The Court of Appeal decision in the Prudential portfolio dividends and ACT case has been published. The judgement is here and a summary here.
A summary of the summary:
The Court of Appeal dismissed the appeal on issues 1 - 20 but upheld the appeal on issues 21 - 23. As issues 21 - 23 are points of detail (on foreign dividends and the interaction of ACT and mainstream corporation tax), the position is largely as per the High Court judgement, and in particular:
Foreign source portfolio dividends for the periods covered by the GLO are not exempt from UK tax, but
Companies are entitled to credit relief for tax on foreign dividends equal to the higher of the foreign tax actually suffered on the dividend and the nominal rate of tax payable on profits in the dividend paying company's country of residence, capped at the UK rate of corporation tax.
For the purposes of calculating ACT, foreign dividends are to be treated as being FII, including a tax credit equal to the higher of actual foreign tax paid on the profits of the dividend paying company or the nominal rate of tax on profits in the dividend paying company's country of residence.
Basis for the "nominal rate" part of the calculation is that if a UK company ("A") receives a dividend from another UK company "B" and B has paid no corporation tax on the profit from which the dividend is paid then, as there is an exemption for UK dividends, no tax is paid.
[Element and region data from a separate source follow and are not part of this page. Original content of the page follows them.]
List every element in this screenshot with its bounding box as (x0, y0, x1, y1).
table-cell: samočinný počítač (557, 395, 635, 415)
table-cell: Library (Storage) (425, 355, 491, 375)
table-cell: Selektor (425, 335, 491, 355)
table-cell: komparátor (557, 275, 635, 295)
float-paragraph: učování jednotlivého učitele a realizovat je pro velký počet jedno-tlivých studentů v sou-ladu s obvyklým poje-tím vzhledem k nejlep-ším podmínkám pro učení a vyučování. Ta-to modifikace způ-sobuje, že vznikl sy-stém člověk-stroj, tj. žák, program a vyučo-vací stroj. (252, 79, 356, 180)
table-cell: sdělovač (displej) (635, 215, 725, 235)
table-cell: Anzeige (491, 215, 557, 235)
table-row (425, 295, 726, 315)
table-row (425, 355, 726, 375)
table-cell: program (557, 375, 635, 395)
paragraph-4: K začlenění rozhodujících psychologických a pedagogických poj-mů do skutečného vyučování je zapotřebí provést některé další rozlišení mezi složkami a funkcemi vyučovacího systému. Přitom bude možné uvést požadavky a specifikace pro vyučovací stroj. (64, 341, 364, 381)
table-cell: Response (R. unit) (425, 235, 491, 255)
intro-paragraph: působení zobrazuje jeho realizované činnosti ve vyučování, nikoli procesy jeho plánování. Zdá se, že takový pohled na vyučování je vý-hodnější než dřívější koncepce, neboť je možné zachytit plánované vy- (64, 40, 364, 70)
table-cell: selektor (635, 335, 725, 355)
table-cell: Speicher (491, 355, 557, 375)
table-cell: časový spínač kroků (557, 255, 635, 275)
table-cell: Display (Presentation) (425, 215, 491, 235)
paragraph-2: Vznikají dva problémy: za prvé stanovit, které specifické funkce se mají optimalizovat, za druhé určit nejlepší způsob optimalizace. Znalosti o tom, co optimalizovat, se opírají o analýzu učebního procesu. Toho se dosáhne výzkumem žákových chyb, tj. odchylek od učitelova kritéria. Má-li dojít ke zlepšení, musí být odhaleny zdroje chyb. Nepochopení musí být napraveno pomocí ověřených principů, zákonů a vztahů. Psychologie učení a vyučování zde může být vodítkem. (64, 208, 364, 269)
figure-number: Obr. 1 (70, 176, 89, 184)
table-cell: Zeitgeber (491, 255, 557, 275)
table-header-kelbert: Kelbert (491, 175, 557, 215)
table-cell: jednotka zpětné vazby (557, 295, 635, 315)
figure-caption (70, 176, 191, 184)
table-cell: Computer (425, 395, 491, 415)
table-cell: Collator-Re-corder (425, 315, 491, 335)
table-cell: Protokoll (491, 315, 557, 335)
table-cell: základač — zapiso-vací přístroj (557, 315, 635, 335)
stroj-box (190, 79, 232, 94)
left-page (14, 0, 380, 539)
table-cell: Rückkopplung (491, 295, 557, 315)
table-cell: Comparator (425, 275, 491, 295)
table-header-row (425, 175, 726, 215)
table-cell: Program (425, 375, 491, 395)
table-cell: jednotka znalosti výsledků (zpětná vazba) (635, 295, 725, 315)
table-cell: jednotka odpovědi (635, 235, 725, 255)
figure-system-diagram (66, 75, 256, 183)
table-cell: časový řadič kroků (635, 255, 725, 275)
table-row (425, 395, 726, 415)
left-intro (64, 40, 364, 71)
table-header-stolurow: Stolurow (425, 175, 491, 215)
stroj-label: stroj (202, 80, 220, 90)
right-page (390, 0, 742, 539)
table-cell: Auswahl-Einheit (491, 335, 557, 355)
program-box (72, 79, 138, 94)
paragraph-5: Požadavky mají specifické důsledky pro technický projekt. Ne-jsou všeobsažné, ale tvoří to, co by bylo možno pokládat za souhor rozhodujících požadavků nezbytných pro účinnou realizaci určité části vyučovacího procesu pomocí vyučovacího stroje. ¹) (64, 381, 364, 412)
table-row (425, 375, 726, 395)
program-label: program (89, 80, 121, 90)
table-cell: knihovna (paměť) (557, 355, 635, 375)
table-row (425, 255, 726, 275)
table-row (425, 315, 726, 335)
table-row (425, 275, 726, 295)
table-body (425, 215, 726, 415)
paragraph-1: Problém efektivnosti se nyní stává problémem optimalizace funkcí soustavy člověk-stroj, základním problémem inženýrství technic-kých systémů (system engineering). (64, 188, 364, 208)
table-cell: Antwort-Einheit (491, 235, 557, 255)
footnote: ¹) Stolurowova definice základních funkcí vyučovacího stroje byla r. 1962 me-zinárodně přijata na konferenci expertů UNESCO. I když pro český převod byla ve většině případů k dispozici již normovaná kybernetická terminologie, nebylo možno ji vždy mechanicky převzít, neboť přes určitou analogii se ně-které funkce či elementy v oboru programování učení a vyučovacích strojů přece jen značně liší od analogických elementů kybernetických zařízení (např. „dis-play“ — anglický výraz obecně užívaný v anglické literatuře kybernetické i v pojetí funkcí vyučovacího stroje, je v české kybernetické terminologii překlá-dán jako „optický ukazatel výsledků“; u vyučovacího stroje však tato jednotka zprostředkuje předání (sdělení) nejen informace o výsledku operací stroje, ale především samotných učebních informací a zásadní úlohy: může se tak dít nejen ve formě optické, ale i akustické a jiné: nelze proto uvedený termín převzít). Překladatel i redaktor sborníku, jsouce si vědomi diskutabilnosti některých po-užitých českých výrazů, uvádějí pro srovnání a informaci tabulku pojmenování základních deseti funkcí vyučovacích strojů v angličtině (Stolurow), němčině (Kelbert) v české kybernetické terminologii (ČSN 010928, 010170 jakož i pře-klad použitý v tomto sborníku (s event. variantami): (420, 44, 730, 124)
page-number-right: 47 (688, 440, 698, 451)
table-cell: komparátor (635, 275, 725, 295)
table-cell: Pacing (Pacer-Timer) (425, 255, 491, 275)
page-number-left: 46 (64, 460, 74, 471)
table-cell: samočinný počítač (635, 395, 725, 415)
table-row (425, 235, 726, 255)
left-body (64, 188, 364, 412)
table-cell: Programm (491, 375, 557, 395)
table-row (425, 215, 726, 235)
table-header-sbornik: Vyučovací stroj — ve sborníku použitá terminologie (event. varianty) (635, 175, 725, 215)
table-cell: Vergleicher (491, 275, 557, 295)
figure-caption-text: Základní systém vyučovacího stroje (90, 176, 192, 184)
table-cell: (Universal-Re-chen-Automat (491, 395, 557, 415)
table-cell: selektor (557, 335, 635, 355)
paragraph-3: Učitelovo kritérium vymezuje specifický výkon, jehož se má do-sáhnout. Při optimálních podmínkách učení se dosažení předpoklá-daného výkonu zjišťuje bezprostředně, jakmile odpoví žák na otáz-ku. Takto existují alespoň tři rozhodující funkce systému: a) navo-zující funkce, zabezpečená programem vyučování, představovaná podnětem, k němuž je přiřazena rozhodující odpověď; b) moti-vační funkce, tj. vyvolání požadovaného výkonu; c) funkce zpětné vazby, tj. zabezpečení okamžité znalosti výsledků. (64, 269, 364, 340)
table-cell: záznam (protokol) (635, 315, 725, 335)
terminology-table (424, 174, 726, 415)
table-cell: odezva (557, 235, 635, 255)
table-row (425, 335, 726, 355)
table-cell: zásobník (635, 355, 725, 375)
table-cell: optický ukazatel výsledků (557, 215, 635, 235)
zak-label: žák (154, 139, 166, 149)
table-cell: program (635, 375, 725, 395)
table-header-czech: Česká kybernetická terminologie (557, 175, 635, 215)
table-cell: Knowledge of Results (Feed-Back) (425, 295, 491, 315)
Assume there is a third company "C" resident in a country with a nominal rate of tax equal to the UK rate, C ,however, pays no tax in its country of residence and pays a dividend to A. If credit is only allowed for the actual tax withheld on C's dividend then the dividend will be taxed at the UK rate with no credit relief. C's dividend has been taxed at a higher rate than B's dividend, to make the taxation of dividends from B and C equivalent credit needs to be given for the nominal rate of tax.
HMRC have indicated they will appeal, this FT article refers. I have been told (by people who understand these things) that it will be July before we know whether HMRC will be allowed to appeal.
But clear Court of Appeal not happy with the length of time taken in this case or the conduct of the case in general as is shown in paragraph 22 of the judgement:
"As Mr Ewart QC for HMRC opened the appeal to us it soon became clear that the
lack of pleadings meant that the parties disagreed about what was the scope of the
trial; what were the issues that the judge had to decide; whether points had or had not
been raised; whether or not they could be raised on appeal; and even what the judge
had decided. This is no way to conduct litigation involving millions of pounds. We
were told that this unacceptably cavalier approach to pleadings was a common feature
of this kind of litigation. It must stop."